La cucina di uno chef, si sa, è sempre il risultato delle sue esperienze: l’istruzione, le letture, i viaggi, la gavetta e la crescita professionale, le partenze e i ritorni. Per quanto ci si sforzi di etichettarla, incasellarla in ambiti geografici circoscritti, ricondurla a tendenze o – come sempre più spesso accade – ascriverla a retaggi di mamme e nonne cuoche provette, a trasparire sarà sempre l’unicità del suo percorso. È quello che emerge (nitidamente) dai piatti dello chef Marco Feltrin: natali, studi ed esordio trevigiani in cucina e poi tredici anni erratici in giro per il mondo a conoscere, capire e imparare a cucinare partendo dai fondamentali, perché – è lui stesso a puntualizzarlo – «il mestiere di cuoco permetteva di conoscere luoghi, culture e persone del mondo. L’ho scelto per questo».
L’Harry’s Bar di Mayfair, a Londra, è il battesimo nel coté degli stellati, a cui – dopo una breve esperienza in un gastro-pub, palestra di cotture, velocità ed equilibrio – seguono l’Hibiscus di Claude Bosi, due stelle Michelin nel 2009, e l’Apsley, il ristorante del The Lanesborough, allora nelle salde redini di Heinz Beck. Il training, per lui, non può essere migliore, ma l’impostazione rigida di quel modo di lavorare, tutta sbilanciata su forma e tecnica, non lo soddisfa. L’ansia di conoscenza e crescita che lo divora trova invece terreno fertile al Nobu, sempre a Londra, dove entra come capo partita e scopre la cucina Nikkei, la cucina degli immigrati giapponesi in Perù. Ingredienti, salse e sapori per lui inediti gli aprono più di uno spiraglio: è in quella fusion che trova quello che cerca, il tipo di identità che ha in mente di trasmettere in cucina, l’esperienza formativa che contraddistinguerà la filosofia del Feria. Gli inviti di alcuni suoi ex-colleghi diventati nel frattempo amici lo portano poi in Australia , a Sidney, in un posto – il LuMi – dove mette a frutto le esperienze acquisite e inizia a capire come mandare davvero avanti una cucina e successivamente a Singapore, dove cerca un socio per aprire un ristorante tutto suo ma trova l’amore: si chiama Sriyanti ed è indonesiana. È lei a portarlo ancora più a Sud – a Sud-Est per l’esattezza – a Giacarta, dove il clima, il cibo e la gente sembrano premesse di una lunghissima permanenza, ma da cui – precorrendo a causa del Covid i tempi – si allontana per fare ritorno, insieme a moglie e figli, nella sua “Itaca”, Treviso, e mettere a disposizione di una città poco incline al fine-dining e poco propensa ai deragliamenti dalla tradizione la sua idea di ristorazione.

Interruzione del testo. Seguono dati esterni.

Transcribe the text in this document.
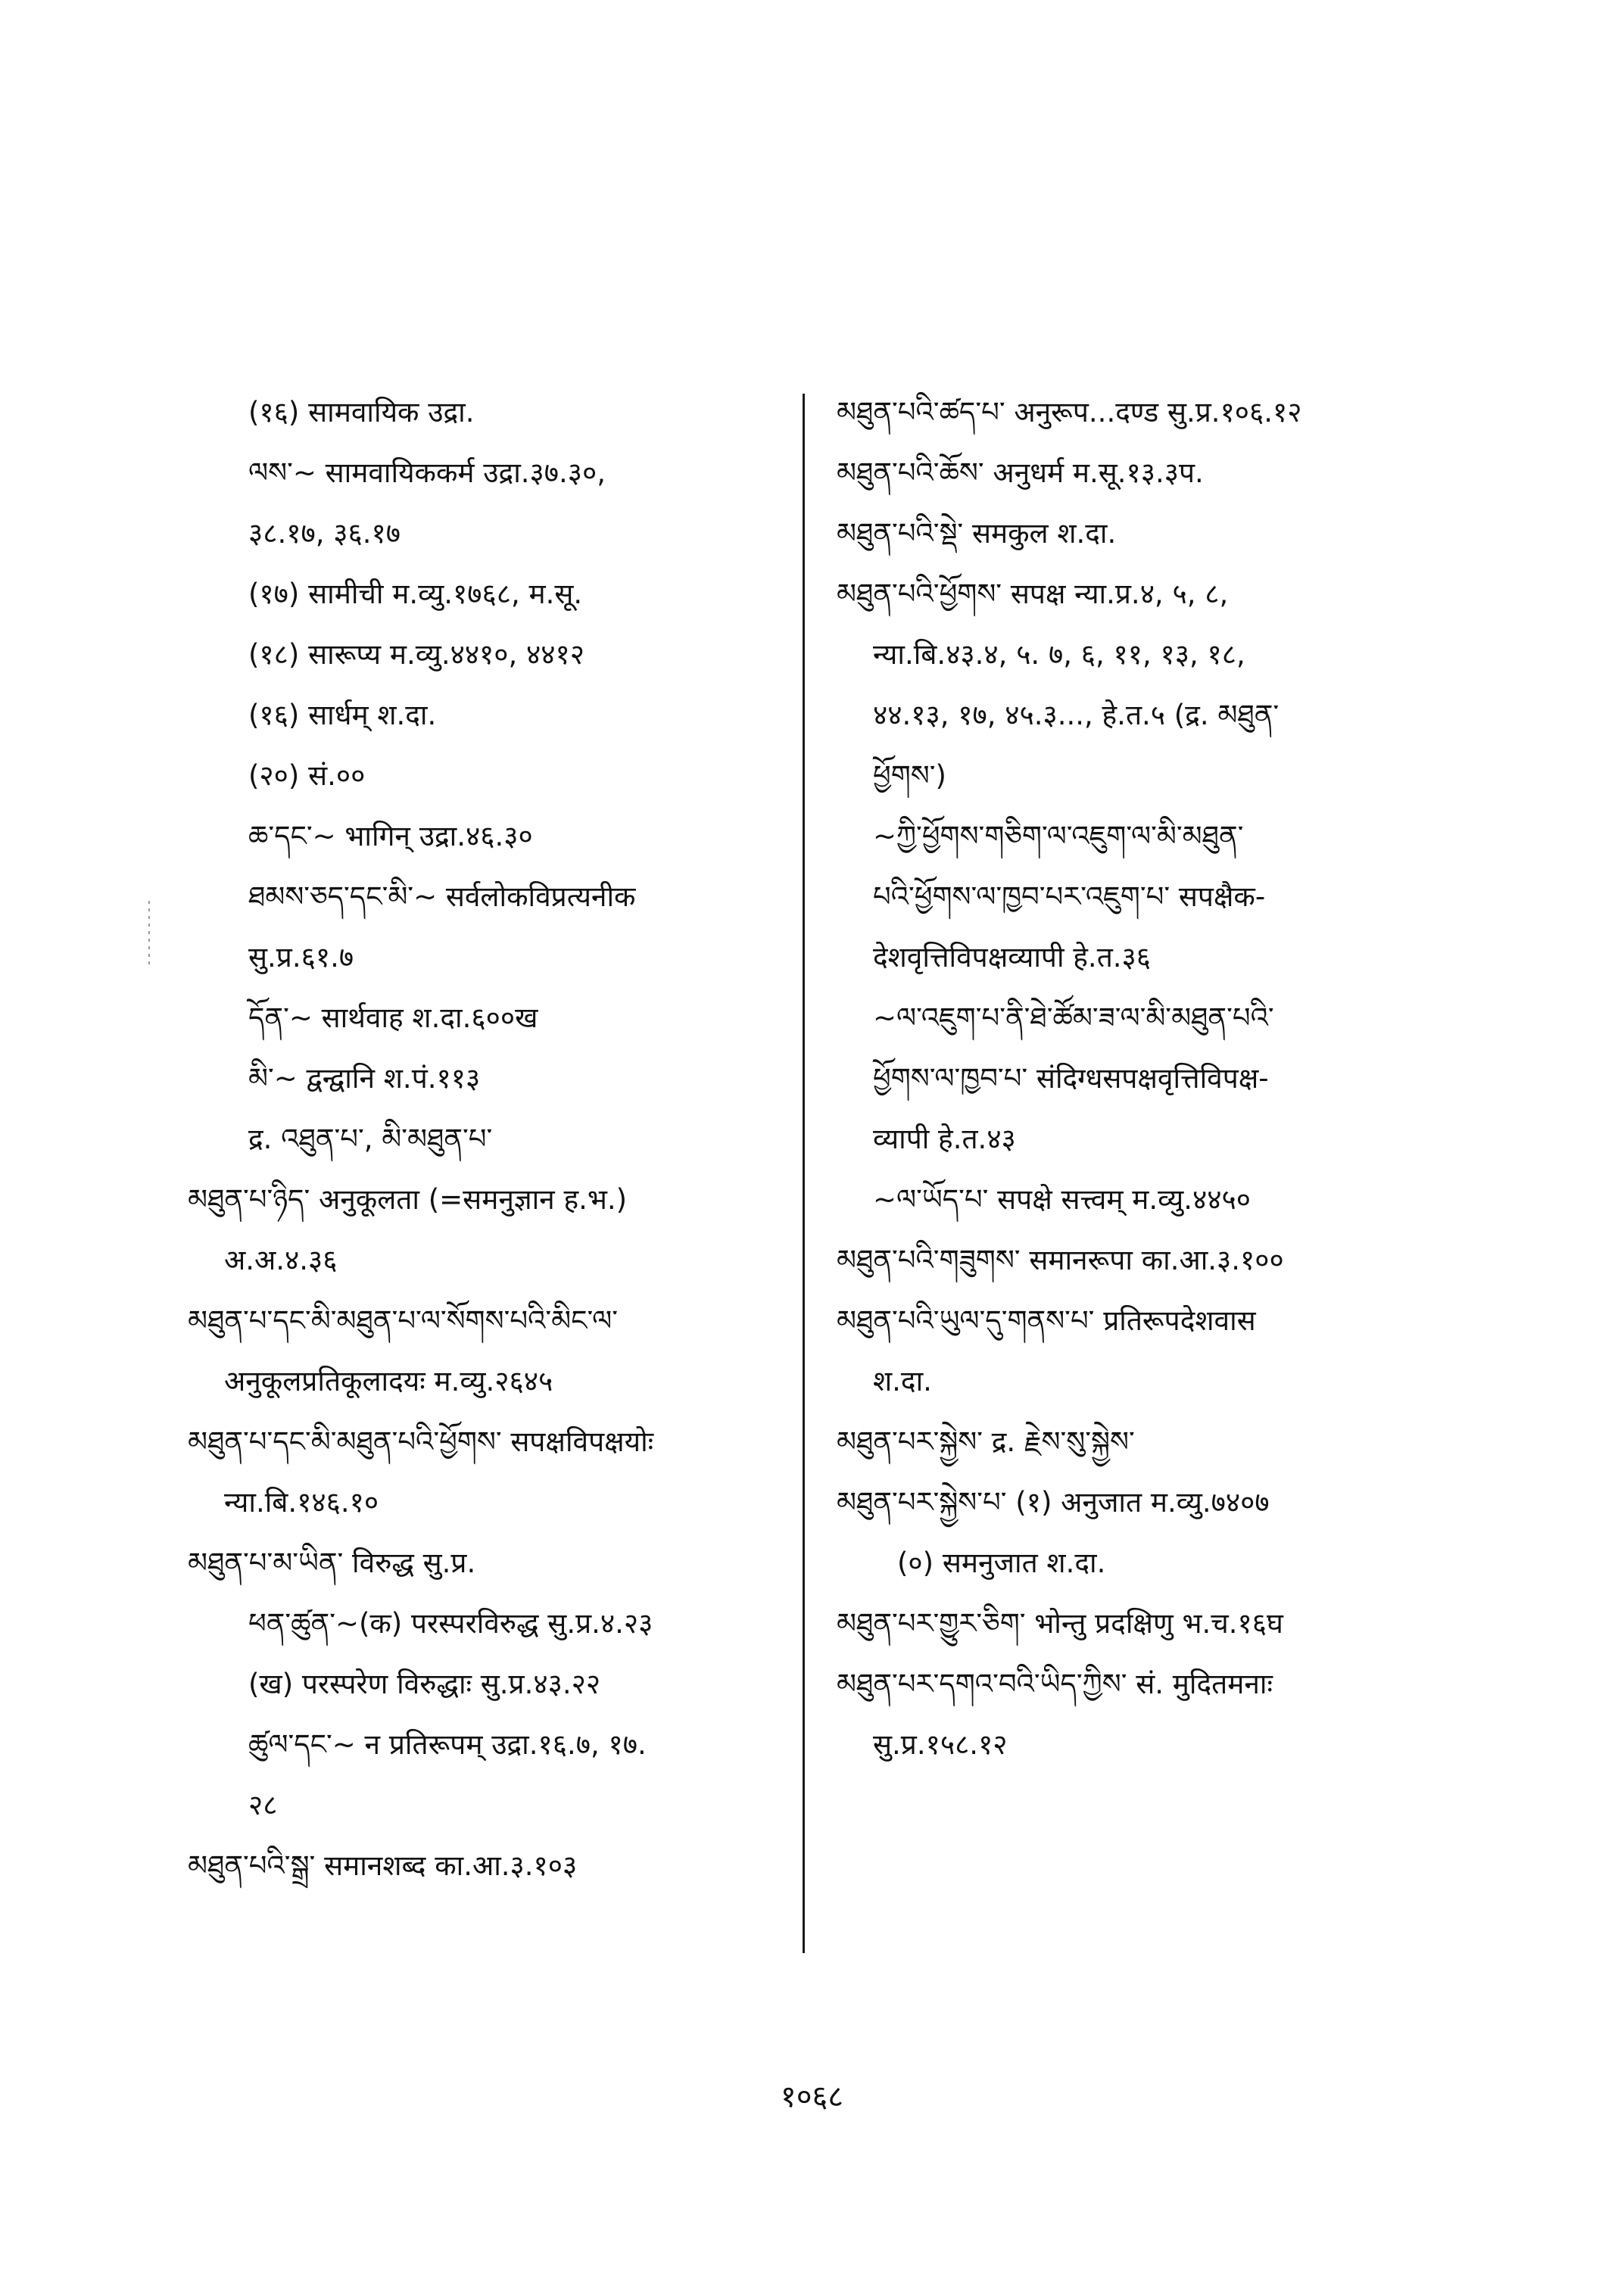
(१६) सामवायिक उद्रा.
ལས་~ सामवायिककर्म उद्रा.३७.३०,
३८.१७, ३६.१७
(१७) सामीची म.व्यु.१७६८, म.सू.
(१८) सारूप्य म.व्यु.४४१०, ४४१२
(१६) सार्धम् श.दा.
(२०) सं.००
ཆ་དང་~ भागिन् उद्रा.४६.३०
ཐམས་ཅད་དང་མི་~ सर्वलोकविप्रत्यनीक
सु.प्र.६१.७
དོན་~ सार्थवाह श.दा.६००ख
མི་~ द्वन्द्वानि श.पं.११३
द्र. འཐུན་པ་, མི་མཐུན་པ་
མཐུན་པ་ཉིད་ अनुकूलता (=समनुज्ञान ह.भ.)
अ.अ.४.३६
མཐུན་པ་དང་མི་མཐུན་པ་ལ་སོགས་པའི་མིང་ལ་
अनुकूलप्रतिकूलादयः म.व्यु.२६४५
མཐུན་པ་དང་མི་མཐུན་པའི་ཕྱོགས་ सपक्षविपक्षयोः
न्या.बि.१४६.१०
མཐུན་པ་མ་ཡིན་ विरुद्ध सु.प्र.
ཕན་ཚུན་~(क) परस्परविरुद्ध सु.प्र.४.२३
(ख) परस्परेण विरुद्धाः सु.प्र.४३.२२
ཚུལ་དང་~ न प्रतिरूपम् उद्रा.१६.७, १७.
२८
མཐུན་པའི་སྒྲ་ समानशब्द का.आ.३.१०३
མཐུན་པའི་ཚད་པ་ अनुरूप...दण्ड सु.प्र.१०६.१२
མཐུན་པའི་ཆོས་ अनुधर्म म.सू.१३.३प.
མཐུན་པའི་སྡེ་ समकुल श.दा.
མཐུན་པའི་ཕྱོགས་ सपक्ष न्या.प्र.४, ५, ८,
न्या.बि.४३.४, ५. ७, ६, ११, १३, १८,
४४.१३, १७, ४५.३..., हे.त.५ (द्र. མཐུན་
ཕྱོགས་)
~ཀྱི་ཕྱོགས་གཅིག་ལ་འཇུག་ལ་མི་མཐུན་
པའི་ཕྱོགས་ལ་ཁྱབ་པར་འཇུག་པ་ सपक्षैक-
देशवृत्तिविपक्षव्यापी हे.त.३६
~ལ་འཇུག་པ་ནི་ཐེ་ཚོམ་ཟ་ལ་མི་མཐུན་པའི་
ཕྱོགས་ལ་ཁྱབ་པ་ संदिग्धसपक्षवृत्तिविपक्ष-
व्यापी हे.त.४३
~ལ་ཡོད་པ་ सपक्षे सत्त्वम् म.व्यु.४४५०
མཐུན་པའི་གཟུགས་ समानरूपा का.आ.३.१००
མཐུན་པའི་ཡུལ་དུ་གནས་པ་ प्रतिरूपदेशवास
श.दा.
མཐུན་པར་སྐྱེས་ द्र. རྗེས་སུ་སྐྱེས་
མཐུན་པར་སྐྱེས་པ་ (१) अनुजात म.व्यु.७४०७
(०) समनुजात श.दा.
མཐུན་པར་གྱུར་ཅིག་ भोन्तु प्रदक्षिणु भ.च.१६घ
མཐུན་པར་དགའ་བའི་ཡིད་ཀྱིས་ सं. मुदितमनाः
सु.प्र.१५८.१२
१०६८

La concretizza, fatalmente, negli stessi locali di quella Vineria dove aveva mosso i primi passi del suo percorso di affrancamento da un destino segnato – quello nell’azienda di famiglia, design d’avanguardia nel campo dell’arredamento – e dove Regis Ramos Freitas, socio e amico, sommelier di rango e wine pairer di raro talento, aveva a sua volta affiancato lo chef Francesco Brutto prima che questi , chiamato dai Bisol, approdasse in Laguna, al Venissa di Mazzorbo. In uno spazio concepito e arredato con rigore e stile assolutamente contemporanei, dove l’esotico è solo “suggerito” e mai urlato, va in scena – letteralmente, dal momento che la cucina è a vista e domina la sala come una sorta di panopticon – una delle cucine più apolidi e agnostiche che si trovino in giro negli ultimi tempi. Se il Sud-Est asiatico è il tema fortemente ispiratore di tutti i piatti in carta, tanto da intitolarli come i capisaldi della cucina tradizionale indonesiana, l’esito è palesemente influenzato della formazione classica e al tempo stesso eclettica dello chef. Le cotture millimetriche, le salse ben dosate, l’uso sapiente delle spezie, gli impiattamenti curati e l’equilibrio delle piccantezze, nota prevalente e condizionante della cucina indonesiana, denunciano una maturità, un controllo del processo creativo e, al tempo stesso, un approccio disincantato che solo un percorso trasversale, indipendente e un po’ eretico può assicurare. Se il Rujak, l’Hati, il Mie Arsik o il Randong rimangono più in mente – e sono motivo di ritorno – come Ventresca di tonno e pomelo; Animella e cuore di carciofo; Noodles con anguilla e ginseng o “Pezzata Rossa” con cocco e cannella non è perché la sua non sia una vera cucina indonesiana, ma perché è riuscito ad andare oltre e renderla universale.